Image: Researcher studying battery technology for storing renewable energy
Marlborough, Massachusetts-based spin-out company Ambri is developing a device with calcium on top and antimony on the bottom. Calcium chloride, the molten salt used here, is cheaper than alternatives such as lithium chloride. The battery must operate at high temperatures, and would typically be charged over a period of four hours – perhaps in the middle of the day from solar panels – rested, and then after sunset discharged over a period of four to five hours. This continuous duty cycle could be enough to maintain the battery temperature, says Sadoway. ‘We’ve perfected the chemistry at MIT. Now it is about mastering the ability to manufacture reliably and cheaply, at scale,’ he explains. This battery could last decades, with little capacity loss, and its materials then refined and re-used at the end of life. Ambri could offer a commercial liquid metal battery by 2021.

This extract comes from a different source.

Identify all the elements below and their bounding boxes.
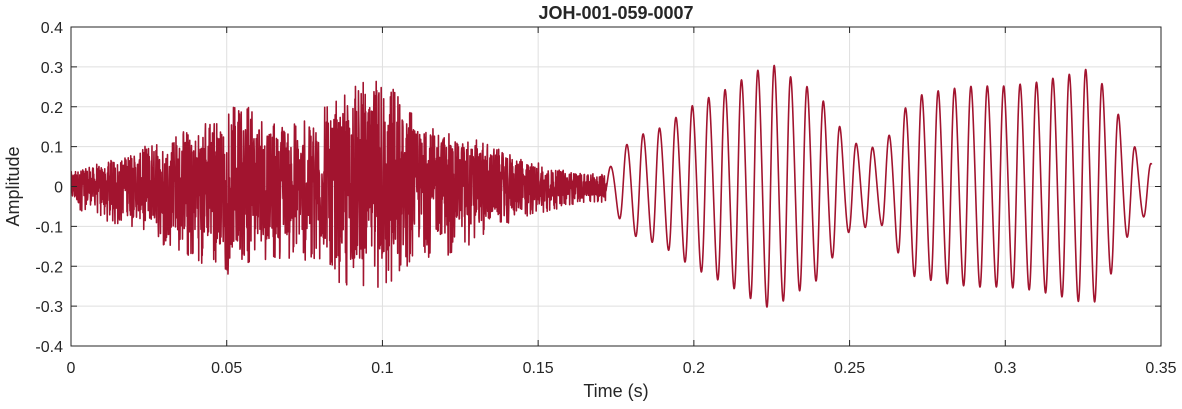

Sodium-ion battery chemistry was discovered as long ago as lithium-ion. Due to its higher energy density, lithium-ion was developed and launched commercially in the early 1990s, while Na-ion lagged far behind. ‘People have been looking seriously into sodium since only around 2010, I would say,’ says Magda Titirici, materials scientist at Imperial College London, who is developing carbonaceous material for Na-ion anodes using recycled organic waste. Li-ion and Na-ion battery chemistries share similarities, and manufacturers could tap similar processes to make Na-ion. The advantages of Na-ion are far cheaper sodium; no expensive cobalt in the cathode; and cheaper aluminium rather than copper for the current collector.
Titirici estimates that a sodium battery would be 40% cheaper than lithium-ion batteries, with the difference especially significant in cathode costs. ‘In another five years, sodium-ion batteries should be on the market for sure,’ she says. However, sodium-ion has similar cycling characteristics and capacity fade issues as lithium-ion, and arguably safety downsides too.
UK firm Faradion has a prototype sodium ion battery that it says can deliver lithium-ion performance at lead-acid prices. The cells boast an energy density above 140Wh/kg, while Li-ion range from 100 to 250Wh/kg. For now, Na-ion batteries last for more than 2000 cycles, compared with ca 300 cycles for lead acid, and over 3000 cycles for Li-ion. ‘In future we want a sodium ion battery having 300Wh/kg and 5000 cycles, ideally,’ says Titirici.
Today, lithium-ion is popular for short-term energy storage, rather than for five hours to days timescales, and there is no commercial incentive for storing energy longer than lithium-ion’s zone of comfort. ‘But all the forecasts suggest that a market will emerge for long-term energy storage over time,’ says Brandon. ‘We need alternative chemistries, and ‘the more mixture of technologies the better,’ Titirici says.